What really happens when you type dbt build? Contrary to popular belief, a crack team of microscopic data elves do not construct your data row by row, although the truth feels equally magical. This guide explores the real answer to that question, with an introductory look at the objects that get built into your warehouse, why they matter, and how dbt knows what to build.

The configurations that tell dbt how to construct these objects are called materializations, and knowing how to use them is a crucial skill for effective analytics engineering. When you’ve completed this guide, you will have that ability to use the three core materializations that cover most common analytics engineering situations.

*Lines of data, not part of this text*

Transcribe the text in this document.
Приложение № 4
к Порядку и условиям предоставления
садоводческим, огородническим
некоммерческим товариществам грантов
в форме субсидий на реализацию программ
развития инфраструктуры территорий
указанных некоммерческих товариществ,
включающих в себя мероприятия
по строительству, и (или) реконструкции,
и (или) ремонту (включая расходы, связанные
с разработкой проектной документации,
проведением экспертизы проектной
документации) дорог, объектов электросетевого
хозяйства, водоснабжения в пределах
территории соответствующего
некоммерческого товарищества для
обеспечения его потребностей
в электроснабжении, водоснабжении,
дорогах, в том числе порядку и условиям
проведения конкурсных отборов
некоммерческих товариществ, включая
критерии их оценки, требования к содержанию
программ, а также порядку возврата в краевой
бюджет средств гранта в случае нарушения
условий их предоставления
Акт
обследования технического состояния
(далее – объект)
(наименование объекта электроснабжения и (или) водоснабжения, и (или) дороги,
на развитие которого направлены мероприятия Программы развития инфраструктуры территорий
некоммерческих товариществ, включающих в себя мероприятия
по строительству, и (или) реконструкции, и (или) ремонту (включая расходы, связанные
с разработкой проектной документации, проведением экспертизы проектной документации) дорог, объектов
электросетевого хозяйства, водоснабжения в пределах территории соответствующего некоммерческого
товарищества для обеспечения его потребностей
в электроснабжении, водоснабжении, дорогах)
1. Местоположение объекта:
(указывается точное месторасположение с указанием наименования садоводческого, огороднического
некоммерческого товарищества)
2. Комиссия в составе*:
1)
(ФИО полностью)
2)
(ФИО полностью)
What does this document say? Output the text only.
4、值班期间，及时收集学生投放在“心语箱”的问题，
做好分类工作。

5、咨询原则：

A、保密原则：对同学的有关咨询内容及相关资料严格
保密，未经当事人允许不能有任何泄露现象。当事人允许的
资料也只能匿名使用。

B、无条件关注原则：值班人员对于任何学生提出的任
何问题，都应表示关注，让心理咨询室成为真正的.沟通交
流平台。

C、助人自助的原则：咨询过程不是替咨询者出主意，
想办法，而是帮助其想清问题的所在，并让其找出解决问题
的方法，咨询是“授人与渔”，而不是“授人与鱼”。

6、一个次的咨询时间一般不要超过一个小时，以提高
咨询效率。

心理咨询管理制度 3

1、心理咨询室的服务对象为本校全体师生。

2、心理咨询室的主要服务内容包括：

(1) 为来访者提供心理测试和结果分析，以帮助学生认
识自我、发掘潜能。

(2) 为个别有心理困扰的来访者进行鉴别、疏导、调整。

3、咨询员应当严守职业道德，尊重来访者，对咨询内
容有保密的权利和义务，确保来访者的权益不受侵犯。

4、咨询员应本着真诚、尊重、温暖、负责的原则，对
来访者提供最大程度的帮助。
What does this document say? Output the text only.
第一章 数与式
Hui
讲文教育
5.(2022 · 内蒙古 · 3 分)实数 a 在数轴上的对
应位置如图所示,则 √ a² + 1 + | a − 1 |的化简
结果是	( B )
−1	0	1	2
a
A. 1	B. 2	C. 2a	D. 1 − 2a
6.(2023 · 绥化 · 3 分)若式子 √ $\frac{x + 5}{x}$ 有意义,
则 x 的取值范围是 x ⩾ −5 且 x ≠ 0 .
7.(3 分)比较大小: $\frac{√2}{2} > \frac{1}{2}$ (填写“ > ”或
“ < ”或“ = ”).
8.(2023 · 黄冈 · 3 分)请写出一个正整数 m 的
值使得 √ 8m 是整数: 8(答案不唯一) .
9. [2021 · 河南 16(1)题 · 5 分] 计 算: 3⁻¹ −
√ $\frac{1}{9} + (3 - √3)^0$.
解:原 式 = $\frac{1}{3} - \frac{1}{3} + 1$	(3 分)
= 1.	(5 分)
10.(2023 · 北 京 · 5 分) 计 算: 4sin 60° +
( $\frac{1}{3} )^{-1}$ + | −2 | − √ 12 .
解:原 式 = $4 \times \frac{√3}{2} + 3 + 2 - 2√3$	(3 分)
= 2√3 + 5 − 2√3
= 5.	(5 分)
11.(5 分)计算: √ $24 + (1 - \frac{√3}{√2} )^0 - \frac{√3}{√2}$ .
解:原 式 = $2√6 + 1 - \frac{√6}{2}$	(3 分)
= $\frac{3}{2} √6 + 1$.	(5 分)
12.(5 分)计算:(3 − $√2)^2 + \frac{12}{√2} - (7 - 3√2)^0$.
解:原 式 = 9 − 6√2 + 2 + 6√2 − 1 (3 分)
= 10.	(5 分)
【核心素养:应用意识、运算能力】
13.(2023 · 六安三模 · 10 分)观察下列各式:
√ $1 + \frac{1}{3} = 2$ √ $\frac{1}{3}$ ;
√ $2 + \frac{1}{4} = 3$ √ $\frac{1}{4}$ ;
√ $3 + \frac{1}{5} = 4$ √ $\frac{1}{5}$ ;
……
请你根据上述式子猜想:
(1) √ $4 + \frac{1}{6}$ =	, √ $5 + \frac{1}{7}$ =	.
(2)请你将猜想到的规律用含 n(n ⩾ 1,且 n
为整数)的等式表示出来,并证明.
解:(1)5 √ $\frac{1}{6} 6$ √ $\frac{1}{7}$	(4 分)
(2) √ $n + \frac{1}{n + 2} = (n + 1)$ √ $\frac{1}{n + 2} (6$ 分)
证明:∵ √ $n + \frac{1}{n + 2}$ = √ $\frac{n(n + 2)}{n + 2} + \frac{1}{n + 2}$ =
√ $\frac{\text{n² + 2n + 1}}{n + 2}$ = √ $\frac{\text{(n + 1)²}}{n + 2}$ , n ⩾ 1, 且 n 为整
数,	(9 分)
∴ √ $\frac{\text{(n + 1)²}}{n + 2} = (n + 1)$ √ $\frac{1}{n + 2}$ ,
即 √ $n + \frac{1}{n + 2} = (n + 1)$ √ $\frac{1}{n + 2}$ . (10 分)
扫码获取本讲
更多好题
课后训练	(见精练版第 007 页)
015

😌 Materializations abstract away DDL and DML. Typically in raw SQL- or python-based data transformation, you have to write specific imperative instructions on how to build or modify your data objects. dbt’s materializations make this declarative, we tell dbt how we want things to be constructed and it figures out how to do that given the unique conditions and qualities of our warehouse.

Learning goals

By the end of this guide you should have a solid understanding of:

  • 🛠️ what materializations are
  • 👨‍👨‍👧 how the three main materializations that ship with dbt — table, view, and incremental — differ
  • 🗺️ when and where to use specific materializations to optimize your development and production builds
  • ⚙️ how to configure materializations at various scopes, from an individual model to entire folder


  • 📒 You’ll want to have worked through the quickstart guide and have a project setup to work through these concepts.
  • 🏃🏻‍♀️ Concepts like dbt runs, ref() statements, and models should be familiar to you.
  • 🔧 [Optional] Reading through the How we structure our dbt projects Guide will be beneficial for the last section of this guide, when we review best practices for materializations using the dbt project approach of staging models and marts.

Guiding principle

We’ll explore this in-depth throughout, but the basic guideline is start as simple as possible. We’ll follow a tiered approached, only moving up a tier when it’s necessary.

  • 🔍 Start with a view. When the view gets too long to query for end users,
  • ⚒️ Make it a table. When the table gets too long to build in your dbt Jobs,
  • 📚 Build it incrementally. That is, layer the data on in chunks as it comes in.